THE CREEK DIALECT

of Maskoki is a harmonious, clearly vocalized form of speech, averse to nasalization. In forms it is exceedingly rich, but its syntax is very simple and undeveloped. An archaic form, called the female language, exists outside of the common Creek, and mainly differs from it in the endings of the verbs.

PHONETICS.

Creek possesses all sounds of the general Maskoki alphabet; but here and in Hitchiti the gutturals g, k, χ are often pronounced with the tongue resting upon the fore or alveolar part of the palate. The alternating processes observed here also occur in most other Indian and illiterate languages: tch, dsh alternate with ts, ds, h with k, χ; g with the other gutturals, b with p, d with t, ā with e, o with u. The accent shifts for rhetoric and syntactic causes, and many unaccented syllables are pronounced long. In the pronunciation of the natives there is a sort of singing modulation, which likes to lengthen the last syllables of a sentence.[131] Syllables not final generally terminate in a vowel.

MORPHOLOGY.

The nominal inflection shows but three cases: The first in -i (or -a, -o, -u), which may be called absolute;[132] the subjective case in -t, -it (-at, -ut), and the objective in -n, -in (-an, -un). The absolute case, when used as a vocative, often lengthens or strongly accentuates the last syllable. The suffix -n indicates the direct and indirect object, and also sometimes the locative case. Diminutives are formed by means of the suffix -odshi, -udshi.

Substantive. The substantive noun does not inflect for number except in a few terms designating persons which form a plural in -agi, -aki: míko chief, míkagi chiefs, to be distinguished from míkalgi class from which chiefs are chosen; húnanwa man, hókti woman; hunantági, hóktagi. It is the archaic form of -akīs, the verbal ending of third person plural of certain verbal inflections. Cf. -a`li in Hitchiti.

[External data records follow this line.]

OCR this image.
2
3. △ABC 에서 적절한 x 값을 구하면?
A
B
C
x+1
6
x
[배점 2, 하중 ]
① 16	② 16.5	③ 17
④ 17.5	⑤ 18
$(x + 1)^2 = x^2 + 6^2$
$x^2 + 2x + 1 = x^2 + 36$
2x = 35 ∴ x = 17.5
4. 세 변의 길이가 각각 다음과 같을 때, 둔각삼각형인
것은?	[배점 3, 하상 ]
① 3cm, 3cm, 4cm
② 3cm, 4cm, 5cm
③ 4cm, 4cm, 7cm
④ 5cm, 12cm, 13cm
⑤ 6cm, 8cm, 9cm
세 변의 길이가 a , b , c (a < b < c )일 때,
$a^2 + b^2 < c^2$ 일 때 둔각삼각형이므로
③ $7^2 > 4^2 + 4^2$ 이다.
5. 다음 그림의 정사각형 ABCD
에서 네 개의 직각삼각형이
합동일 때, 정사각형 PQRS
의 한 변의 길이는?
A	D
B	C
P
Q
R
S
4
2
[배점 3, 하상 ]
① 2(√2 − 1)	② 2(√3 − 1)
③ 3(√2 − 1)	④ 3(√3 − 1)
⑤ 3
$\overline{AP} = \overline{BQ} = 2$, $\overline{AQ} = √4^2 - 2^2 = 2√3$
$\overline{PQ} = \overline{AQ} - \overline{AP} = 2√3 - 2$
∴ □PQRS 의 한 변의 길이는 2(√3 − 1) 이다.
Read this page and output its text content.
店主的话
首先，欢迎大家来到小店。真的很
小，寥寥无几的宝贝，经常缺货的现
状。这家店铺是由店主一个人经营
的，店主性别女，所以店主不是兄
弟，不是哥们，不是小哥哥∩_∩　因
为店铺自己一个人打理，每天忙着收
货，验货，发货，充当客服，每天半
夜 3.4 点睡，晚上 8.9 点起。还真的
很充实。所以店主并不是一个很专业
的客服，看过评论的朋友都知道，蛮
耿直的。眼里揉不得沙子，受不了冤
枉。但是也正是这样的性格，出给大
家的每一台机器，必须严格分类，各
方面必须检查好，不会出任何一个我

The suffix -algi, though sometimes used as a plural suffix, designates collectivity: u-ikaíwa spring of water, u-ikaiwálki place with water-springs, and u-ikaiⁿálki people living at the springs; alíktcha conjurer, alíktchalgi conjurers as one body, taken in a body.

The parts of speech being but imperfectly differentiated, tenses can be expressed in nouns by adding suffixes: míko chief, mikotáti, míko-ō′mā one who was, has been chief; míko-ta`láni a future chief; adsulagitáti the defunct forefathers.